Collusion in Industrial Economics and Optimally Designed Leniency Programmes – A Survey

Panayiotis Agisilaou is a PhD student in the School of Economics and the ESRC Centre for Competition Policy – here is a summary of his recent working paper which draws on his thesis. The full working  paper is here 


  • Collusion among firms is one example of a situation in which free markets fail to efficiently allocate the scarce resources of an economy.
  • The negative effect of collusion on the welfare of consumers calls for government intervention.
  • The goals of antitrust policy are to dissolve existing cartels and to deter new cartels from forming in the future.
  • Leniency programmes are a powerful tool at the disposal of antitrust authorities. These aim to incentivise colluding firms to come forward and denounce their unlawful conduct.


  • The aim of this paper is to enhance our understanding of how leniency policies impact on cartel formation and sustainability.
  • The author provides a critical and systematic overview of the most influential contributions to the economics literature on collusion and leniency programmes in antitrust.
  • Also provided is a review of the literature on the economics of generic law enforcement, with a focus on self-reporting schemes, for crimes committed either by individuals or groups of individuals.
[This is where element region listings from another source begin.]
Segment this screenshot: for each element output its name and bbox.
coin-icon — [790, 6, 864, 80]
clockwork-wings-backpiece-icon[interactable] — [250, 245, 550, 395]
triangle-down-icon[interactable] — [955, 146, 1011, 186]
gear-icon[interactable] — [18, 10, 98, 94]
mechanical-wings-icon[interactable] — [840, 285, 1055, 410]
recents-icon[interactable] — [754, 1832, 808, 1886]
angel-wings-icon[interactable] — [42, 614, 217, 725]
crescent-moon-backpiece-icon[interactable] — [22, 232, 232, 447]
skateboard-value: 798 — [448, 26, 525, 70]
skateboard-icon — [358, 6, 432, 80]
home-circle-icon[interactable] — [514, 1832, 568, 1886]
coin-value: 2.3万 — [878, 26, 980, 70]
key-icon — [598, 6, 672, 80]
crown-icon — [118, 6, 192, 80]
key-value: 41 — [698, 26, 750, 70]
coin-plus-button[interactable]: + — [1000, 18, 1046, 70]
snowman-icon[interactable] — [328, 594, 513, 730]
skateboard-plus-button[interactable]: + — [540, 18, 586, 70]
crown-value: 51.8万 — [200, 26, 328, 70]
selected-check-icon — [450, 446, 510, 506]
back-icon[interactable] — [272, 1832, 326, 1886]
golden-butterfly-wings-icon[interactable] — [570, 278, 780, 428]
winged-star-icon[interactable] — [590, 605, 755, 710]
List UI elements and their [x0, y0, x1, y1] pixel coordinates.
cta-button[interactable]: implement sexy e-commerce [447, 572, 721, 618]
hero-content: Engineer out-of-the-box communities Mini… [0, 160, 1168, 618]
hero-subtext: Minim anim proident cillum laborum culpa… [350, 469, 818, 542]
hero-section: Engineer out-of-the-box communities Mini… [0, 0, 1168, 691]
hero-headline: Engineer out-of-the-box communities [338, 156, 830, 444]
  • Post-investigation leniency may provide colluding firms with incentives to reveal evidence of significant added value to the antitrust authority. As a result, the judicial procedure accelerates and the costs of investigation diminish.
  • The deterrence effects of a leniency programme may be indirectly amplified to the extent that the savings made by the authority are used to conduct further market investigations.
  • The punishment strategy adopted by colluding firms to enforce their illegal agreement influences the deterrence effects of leniency programmes.
  • The restriction of eligibility to the first reporting firm curbs the ability of colluding firms to exploit the leniency programme.
  • The offer of a reward to the first self-reporting firm provides a powerful incentive to firms to self-report.
  • When colluding firms retain asymmetric evidence, the extension of eligibility for leniency to more than one firm facilitates the procedure for prosecuting cartels.
  • A more transparent leniency programme allows firms to accurately estimate the benefits accruing from a leniency application.
  • More severe punishment for repeat offenders enhances the efficacy of a leniency programme.
  • A confidential application procedure restricts firms’ abilities and scope to exploit the leniency programme.
  • A leniency programme for individuals is more effective than a corporate leniency programme.
  • Reduced fines (because of lenient treatment) make collusion less costly ex-ante (a pro-collusive effect).
  • Wrongly designed leniency programmes may provide firms with a credible mechanism to curb the opportunism which is inherent to illegal cartel agreements. Thus, contrary to policy objectives, a poor leniency programme may exacerbate cartel formation and/or render an existing cartel more robust.
  • A poorly designed leniency programme for individuals may have adverse effects on intra-firm hiring strategies and inter-firm benign cooperation.